Paris : ils pénètrent chez une femme de 64 ans, l’attachent au radiateur et dérobent le contenu de son coffre-fort

Par Séraphin Parmentier
7 février 2020 Mis à jour: 7 février 2020

L’un des malfaiteurs n’aurait pas hésité à se faire passer pour un agent EDF pour tromper la vigilance de la sexagénaire afin qu’elle lui ouvre sa porte.

Les faits ont eu lieu dans la matinée du jeudi 6 février. Vers 8h50, trois individus – dont deux cagoulés – pénètrent chez une femme de 64 ans qui réside dans un appartement situé au 3étage d’un immeuble de la rue des Martyrs, dans le XVIIIe arrondissement de Paris.

Selon Le Parisien, l’un des trois malfaiteurs se serait fait passer pour un agent EDF-Enedis afin de tromper la vigilance de la résidente. « Il criait Urgent ! Urgent ! » a expliqué la victime.

Les deux complices du faux agent ont ensuite surgi, l’un d’entre eux plaquant sa main sur la bouche de la sexagénaire.

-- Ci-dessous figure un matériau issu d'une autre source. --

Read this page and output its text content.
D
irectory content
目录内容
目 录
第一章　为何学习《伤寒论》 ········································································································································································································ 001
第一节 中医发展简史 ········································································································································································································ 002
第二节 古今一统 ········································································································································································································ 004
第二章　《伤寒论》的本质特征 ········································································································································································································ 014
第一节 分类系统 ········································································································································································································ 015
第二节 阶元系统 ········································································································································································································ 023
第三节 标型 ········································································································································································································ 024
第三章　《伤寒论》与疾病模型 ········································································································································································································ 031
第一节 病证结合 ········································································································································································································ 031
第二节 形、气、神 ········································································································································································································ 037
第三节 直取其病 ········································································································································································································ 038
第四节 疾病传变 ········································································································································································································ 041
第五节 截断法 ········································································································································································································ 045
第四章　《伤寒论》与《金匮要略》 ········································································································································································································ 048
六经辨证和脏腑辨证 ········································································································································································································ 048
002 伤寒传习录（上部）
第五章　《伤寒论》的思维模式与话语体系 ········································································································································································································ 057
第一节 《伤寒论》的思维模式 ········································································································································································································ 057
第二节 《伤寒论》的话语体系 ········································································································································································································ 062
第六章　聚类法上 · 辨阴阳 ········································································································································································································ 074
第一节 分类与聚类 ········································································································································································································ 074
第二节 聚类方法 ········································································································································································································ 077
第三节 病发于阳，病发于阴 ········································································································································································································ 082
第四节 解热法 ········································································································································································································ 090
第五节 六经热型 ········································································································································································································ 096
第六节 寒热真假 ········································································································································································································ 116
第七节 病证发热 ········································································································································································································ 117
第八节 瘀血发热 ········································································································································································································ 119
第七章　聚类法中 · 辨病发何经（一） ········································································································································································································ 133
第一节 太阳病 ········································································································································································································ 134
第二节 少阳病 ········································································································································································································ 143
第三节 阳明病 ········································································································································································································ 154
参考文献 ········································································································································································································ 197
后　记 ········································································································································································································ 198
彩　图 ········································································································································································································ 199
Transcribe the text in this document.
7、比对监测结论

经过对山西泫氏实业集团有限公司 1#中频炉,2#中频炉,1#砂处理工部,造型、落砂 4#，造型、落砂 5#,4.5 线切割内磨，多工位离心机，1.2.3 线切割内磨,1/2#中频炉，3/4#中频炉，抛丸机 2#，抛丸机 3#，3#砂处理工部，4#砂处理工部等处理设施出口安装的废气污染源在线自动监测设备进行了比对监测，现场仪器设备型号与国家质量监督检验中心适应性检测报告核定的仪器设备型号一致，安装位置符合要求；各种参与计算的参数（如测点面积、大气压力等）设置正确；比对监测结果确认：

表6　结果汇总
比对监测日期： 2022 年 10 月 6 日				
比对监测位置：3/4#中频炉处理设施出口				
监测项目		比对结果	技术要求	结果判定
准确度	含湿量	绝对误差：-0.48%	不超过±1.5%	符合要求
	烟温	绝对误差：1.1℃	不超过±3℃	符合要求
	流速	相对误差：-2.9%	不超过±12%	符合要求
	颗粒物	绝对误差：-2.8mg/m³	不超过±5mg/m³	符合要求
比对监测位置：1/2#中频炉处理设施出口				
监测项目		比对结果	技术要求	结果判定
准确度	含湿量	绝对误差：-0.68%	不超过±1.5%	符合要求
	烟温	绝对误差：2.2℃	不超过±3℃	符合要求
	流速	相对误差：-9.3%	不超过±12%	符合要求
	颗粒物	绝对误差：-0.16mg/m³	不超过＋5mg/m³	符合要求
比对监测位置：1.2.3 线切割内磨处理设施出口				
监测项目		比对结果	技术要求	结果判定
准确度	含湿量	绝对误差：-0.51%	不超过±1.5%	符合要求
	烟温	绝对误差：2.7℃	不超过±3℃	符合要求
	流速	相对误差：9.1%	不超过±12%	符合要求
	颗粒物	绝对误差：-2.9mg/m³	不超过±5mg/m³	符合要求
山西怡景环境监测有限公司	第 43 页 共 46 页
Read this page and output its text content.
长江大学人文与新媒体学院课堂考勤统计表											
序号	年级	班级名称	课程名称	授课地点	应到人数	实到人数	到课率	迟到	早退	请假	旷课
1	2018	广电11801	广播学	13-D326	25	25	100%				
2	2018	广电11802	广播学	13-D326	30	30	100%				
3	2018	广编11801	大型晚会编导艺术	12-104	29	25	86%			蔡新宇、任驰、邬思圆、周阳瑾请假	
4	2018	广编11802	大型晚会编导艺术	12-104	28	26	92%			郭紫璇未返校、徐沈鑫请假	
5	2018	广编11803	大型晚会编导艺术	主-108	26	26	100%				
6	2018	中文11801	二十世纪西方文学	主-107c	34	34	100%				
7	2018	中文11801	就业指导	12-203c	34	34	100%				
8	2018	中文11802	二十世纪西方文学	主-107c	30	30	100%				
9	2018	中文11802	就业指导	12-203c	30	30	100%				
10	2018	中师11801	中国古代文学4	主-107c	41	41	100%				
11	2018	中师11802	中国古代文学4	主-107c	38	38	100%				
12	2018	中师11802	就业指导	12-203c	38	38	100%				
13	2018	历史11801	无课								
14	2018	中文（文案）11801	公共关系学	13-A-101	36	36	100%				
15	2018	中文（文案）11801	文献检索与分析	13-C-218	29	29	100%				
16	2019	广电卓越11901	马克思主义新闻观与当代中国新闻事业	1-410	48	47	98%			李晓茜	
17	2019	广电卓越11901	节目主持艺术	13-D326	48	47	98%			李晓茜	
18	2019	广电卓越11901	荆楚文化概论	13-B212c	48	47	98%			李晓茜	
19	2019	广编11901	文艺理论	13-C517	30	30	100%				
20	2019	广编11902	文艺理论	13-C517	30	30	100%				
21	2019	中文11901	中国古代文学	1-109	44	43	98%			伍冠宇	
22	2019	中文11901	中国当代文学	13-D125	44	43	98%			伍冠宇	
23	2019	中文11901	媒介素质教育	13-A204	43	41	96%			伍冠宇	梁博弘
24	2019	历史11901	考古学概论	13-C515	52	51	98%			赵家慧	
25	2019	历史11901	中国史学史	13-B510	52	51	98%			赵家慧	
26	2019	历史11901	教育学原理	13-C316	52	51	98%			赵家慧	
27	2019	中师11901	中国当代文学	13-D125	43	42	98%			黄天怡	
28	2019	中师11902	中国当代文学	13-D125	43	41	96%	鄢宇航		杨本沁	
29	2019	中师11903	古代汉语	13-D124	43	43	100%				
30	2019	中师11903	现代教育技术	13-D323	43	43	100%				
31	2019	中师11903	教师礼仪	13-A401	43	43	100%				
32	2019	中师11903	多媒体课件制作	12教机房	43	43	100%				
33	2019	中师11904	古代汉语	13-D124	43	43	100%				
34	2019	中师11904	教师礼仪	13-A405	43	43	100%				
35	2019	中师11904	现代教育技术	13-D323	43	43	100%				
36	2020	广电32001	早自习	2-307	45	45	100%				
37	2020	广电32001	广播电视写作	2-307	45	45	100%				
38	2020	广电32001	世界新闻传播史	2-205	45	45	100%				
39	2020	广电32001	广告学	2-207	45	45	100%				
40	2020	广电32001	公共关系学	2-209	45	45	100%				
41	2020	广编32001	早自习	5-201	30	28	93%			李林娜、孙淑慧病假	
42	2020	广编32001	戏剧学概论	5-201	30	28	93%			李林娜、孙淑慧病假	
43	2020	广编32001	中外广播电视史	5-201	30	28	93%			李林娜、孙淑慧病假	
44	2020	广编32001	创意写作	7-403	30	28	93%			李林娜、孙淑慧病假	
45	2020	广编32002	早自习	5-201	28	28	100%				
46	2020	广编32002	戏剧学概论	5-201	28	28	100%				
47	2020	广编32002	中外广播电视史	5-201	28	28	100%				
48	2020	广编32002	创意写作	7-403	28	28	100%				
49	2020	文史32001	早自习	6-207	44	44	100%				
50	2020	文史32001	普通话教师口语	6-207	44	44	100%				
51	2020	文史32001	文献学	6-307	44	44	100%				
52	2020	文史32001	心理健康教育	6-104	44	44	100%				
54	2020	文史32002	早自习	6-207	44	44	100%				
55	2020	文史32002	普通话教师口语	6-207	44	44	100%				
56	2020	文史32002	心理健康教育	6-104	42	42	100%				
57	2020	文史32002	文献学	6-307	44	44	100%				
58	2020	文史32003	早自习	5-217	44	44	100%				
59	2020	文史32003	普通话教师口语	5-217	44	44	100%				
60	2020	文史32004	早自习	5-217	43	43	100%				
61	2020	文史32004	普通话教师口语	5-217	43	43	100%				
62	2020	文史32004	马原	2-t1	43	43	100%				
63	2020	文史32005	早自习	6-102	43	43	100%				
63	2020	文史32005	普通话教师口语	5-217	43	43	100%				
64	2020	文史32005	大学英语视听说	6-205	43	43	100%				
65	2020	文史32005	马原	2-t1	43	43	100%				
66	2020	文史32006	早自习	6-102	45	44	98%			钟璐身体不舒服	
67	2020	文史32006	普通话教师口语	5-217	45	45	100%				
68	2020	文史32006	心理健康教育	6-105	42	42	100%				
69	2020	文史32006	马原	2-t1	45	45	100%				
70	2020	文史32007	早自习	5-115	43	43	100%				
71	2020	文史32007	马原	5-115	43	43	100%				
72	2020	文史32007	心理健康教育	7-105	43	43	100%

Une fois à l’intérieur de l’appartement, les malfrats ont contraint la victime à ouvrir un coffre-fort installé dans une pièce faisant office de bureau.

À l’intérieur, 70 bagues d’une valeur de 5000 euros chacune sur lesquelles les cambrioleurs ont fait main basse. Ils déroberont également deux bracelets, d’une valeur de 3000 euros chacun, qui se trouvaient dans un tiroir.

Le 2DPJ saisi de l’enquête

Avant de quitter les lieux, les malfaiteurs ont pris soin d’attacher les poignets de la sexagénaire à un radiateur avec un bracelet serflex.

Sous le choc, la victime parviendra à donner l’alerte un peu plus tard. D’après les journalistes du quotidien, elle avait emménagé dans cet appartement au mois d’avril 2019 et seuls les déménageurs présents à ce moment-là auraient été au courant de la présence du coffre-fort.

Le parquet de Paris a ouvert une enquête et les enquêteurs du 2District de police judiciaire (DPJ) ont été saisis. Le bracelet ayant servi à attacher la victime a été confié aux techniciens de la police scientifique afin d’y rechercher d’éventuelles empreintes.

Les bandes des caméras de vidéosurveillance installées dans le quartier doivent également être remises aux enquêteurs. Un témoin aurait d’ores et déjà confié aux forces de l’ordre avoir repéré une drôle d’équipe composée « d’hommes avec des blousons aux manches colorées » le jour des faits.